While Bangladesh’s per capita GDP in dollar terms is expected to grow 4 per cent in 2020 to $1,888, India’s, on the other hand, is expected to decline 10.5 per cent to $1,877 – the lowest in the last four years.
Bangladesh is set to beat India in terms of per capita gross domestic product (GDP) this calendar year, thanks to a sharp contraction in the Indian economy due to Covid-19 and the economic lockdown.
According to International Monetary Fund (IMF)-World Economic Outlook (WEO), Bangladesh’s per capita GDP in dollar terms is expected to grow 4 per cent in 2020 to $1,888.
India’s per capita GDP, on the other hand, is expected to decline 10.5 per cent to $1,877 – the lowest in the last four years.
The GDP figure for both countries is at current prices.
This makes India the third poorest country in South Asia, with only Pakistan and Nepal reporting lower per capita GDP, while Bangladesh, Bhutan, Sri Lanka, and Maldives would be ahead of India.
The WEO database suggests that the Indian economy will be the worst hit from the pandemic in South Asia after Sri Lanka, whose per capita GDP is expected to shrink 4 per cent in the current calendar year.
In comparison, Nepal and Bhutan are expected to grow their economies this year, while the IMF has not divulged Pakistan’s data for 2020 and beyond.
IMF predicts a sharp economic recovery in India next year, which is likely to push per capita GDP ahead of Bangladesh in 2021 by a small margin.

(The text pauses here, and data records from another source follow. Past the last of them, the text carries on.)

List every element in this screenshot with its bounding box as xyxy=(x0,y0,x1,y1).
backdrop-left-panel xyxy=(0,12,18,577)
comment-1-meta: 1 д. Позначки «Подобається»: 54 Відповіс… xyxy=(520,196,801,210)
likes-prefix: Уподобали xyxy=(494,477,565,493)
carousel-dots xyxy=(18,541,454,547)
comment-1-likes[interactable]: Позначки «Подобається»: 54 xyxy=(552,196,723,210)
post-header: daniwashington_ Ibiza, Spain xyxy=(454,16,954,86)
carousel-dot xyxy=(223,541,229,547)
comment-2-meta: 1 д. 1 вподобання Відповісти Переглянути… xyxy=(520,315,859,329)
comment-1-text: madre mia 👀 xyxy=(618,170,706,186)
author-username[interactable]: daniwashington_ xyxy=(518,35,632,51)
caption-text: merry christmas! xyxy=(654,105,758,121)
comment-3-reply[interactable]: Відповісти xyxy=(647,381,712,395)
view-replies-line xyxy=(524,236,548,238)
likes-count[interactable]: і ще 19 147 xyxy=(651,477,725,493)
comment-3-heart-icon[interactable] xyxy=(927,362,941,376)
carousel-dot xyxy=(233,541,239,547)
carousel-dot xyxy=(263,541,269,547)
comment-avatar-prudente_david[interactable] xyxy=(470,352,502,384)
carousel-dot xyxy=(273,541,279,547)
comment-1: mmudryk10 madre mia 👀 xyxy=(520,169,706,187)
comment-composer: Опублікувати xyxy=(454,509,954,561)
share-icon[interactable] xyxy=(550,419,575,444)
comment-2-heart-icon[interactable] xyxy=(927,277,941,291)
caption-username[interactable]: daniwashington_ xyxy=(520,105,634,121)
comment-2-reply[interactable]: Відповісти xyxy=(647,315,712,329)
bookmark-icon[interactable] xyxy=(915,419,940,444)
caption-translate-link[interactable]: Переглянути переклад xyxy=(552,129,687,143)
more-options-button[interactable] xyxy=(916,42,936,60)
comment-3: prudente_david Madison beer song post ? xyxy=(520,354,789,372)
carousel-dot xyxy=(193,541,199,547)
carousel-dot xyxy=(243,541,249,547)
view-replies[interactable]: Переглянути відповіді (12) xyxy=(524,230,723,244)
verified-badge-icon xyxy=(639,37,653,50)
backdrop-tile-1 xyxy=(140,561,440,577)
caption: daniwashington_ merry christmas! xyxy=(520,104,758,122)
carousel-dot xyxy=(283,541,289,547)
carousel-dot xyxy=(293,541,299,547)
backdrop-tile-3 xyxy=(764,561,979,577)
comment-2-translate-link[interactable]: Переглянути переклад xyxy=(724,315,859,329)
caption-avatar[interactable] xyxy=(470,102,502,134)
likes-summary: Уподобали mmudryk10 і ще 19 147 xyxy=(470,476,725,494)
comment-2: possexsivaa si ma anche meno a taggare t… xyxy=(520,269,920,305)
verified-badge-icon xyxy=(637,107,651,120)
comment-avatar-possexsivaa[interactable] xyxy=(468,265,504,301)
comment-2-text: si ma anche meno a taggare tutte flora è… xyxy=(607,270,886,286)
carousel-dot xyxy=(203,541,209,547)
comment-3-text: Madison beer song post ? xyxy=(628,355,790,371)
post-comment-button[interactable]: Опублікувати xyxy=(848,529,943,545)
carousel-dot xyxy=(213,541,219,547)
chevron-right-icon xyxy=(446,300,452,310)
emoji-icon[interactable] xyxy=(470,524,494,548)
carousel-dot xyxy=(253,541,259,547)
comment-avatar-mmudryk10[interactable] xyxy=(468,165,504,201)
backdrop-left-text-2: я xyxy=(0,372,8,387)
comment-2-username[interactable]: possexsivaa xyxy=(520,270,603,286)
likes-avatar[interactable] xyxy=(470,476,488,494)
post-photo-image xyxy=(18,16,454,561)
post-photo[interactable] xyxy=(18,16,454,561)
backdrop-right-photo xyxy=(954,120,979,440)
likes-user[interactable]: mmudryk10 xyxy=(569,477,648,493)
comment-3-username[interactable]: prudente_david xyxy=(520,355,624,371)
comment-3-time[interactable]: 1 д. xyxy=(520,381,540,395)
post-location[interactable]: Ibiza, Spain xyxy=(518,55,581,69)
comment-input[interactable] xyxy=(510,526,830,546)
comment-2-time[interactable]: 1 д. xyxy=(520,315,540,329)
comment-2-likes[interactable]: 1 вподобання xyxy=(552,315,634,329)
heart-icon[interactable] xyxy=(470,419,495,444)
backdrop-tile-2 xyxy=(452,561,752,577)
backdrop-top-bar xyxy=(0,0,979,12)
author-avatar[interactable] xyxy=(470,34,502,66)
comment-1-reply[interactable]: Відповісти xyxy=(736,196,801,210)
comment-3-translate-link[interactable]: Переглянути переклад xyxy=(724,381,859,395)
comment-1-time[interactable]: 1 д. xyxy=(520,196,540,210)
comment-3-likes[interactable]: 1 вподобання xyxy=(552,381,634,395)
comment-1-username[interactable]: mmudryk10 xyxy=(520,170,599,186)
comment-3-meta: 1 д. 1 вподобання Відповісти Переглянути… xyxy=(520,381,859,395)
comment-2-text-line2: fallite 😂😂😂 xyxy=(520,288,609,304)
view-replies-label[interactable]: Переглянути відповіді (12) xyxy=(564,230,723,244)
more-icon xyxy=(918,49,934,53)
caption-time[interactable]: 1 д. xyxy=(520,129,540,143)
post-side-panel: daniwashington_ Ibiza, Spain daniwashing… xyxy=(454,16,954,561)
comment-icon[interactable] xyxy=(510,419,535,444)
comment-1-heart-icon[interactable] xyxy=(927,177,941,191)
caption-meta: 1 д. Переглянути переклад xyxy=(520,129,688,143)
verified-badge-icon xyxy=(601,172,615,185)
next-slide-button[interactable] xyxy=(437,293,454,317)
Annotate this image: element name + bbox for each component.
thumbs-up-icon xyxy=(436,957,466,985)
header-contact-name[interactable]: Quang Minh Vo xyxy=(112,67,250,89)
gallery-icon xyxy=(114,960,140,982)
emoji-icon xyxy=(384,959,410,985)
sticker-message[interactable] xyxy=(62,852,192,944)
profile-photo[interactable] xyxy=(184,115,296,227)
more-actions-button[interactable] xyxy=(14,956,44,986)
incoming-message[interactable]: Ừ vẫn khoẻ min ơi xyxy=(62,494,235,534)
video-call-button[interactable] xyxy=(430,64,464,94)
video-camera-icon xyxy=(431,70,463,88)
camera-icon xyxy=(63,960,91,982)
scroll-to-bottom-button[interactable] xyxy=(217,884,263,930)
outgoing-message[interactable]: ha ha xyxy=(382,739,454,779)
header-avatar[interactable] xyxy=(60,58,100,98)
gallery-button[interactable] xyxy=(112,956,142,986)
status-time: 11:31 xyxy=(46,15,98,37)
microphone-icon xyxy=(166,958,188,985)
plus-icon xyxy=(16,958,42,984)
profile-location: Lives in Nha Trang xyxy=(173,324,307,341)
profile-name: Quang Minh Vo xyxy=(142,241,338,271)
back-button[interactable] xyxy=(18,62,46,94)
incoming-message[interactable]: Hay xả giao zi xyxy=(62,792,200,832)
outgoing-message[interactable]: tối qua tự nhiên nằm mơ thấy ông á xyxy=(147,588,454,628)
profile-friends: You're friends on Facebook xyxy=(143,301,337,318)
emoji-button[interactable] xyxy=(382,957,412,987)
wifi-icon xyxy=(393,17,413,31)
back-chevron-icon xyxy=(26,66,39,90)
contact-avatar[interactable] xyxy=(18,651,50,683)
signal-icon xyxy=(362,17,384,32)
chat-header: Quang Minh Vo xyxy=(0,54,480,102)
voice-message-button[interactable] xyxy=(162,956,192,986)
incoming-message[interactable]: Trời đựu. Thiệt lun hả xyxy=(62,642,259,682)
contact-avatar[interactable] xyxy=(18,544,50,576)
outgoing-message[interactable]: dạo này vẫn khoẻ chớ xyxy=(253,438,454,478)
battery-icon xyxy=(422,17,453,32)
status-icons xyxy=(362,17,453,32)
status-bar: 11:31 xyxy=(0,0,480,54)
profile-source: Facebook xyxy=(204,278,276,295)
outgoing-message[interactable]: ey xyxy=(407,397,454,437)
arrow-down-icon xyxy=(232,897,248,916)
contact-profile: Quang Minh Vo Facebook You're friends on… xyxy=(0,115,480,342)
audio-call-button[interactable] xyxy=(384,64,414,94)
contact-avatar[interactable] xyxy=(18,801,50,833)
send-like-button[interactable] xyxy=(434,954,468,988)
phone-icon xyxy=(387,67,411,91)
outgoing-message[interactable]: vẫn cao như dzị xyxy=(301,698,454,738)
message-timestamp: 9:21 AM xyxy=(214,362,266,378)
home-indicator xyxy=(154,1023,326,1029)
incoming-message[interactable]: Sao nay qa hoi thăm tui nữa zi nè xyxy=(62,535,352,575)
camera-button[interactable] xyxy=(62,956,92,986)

India’s per capita GDP in dollar terms is expected to grow 8.2 per cent in 2021, against an expected 5.4 per cent growth for Bangladesh.
This will grow India’s per capita GDP to $2,030 next year, against Bangladesh’s $1,990.
Till five years ago, India’s per capita GDP was nearly 40 per cent higher than Bangladesh’s.
In the last five years, Bangladesh’s per capita GDP has grown at a compound annual growth rate of 9.1 per cent, against 3.2 per cent growth reported by India during the period.
This has allowed Bangladesh to close the economy gap with its giant neighbour.
According to economists, Bangladesh’s economic growth has been underpinned by its fast-growing export sector and a steady rise in rate of savings and investment in the country.
In contrast, India’s exports have stagnated in recent years, while savings and investment have declined.
According to the WEO database, India’s economic contraction in 2020 will be its worst since the 1990-91 economic crisis when the per capita GDP had contracted 17.5 per cent in 1991.
India’s GDP per capita in dollar terms had last contracted 1 per cent year-on-year in 2012 due to currency depreciation.
In all, India’s per capita GDP in dollar terms contracted on eight occasions in 40 years, five of which occurred prior to 2000.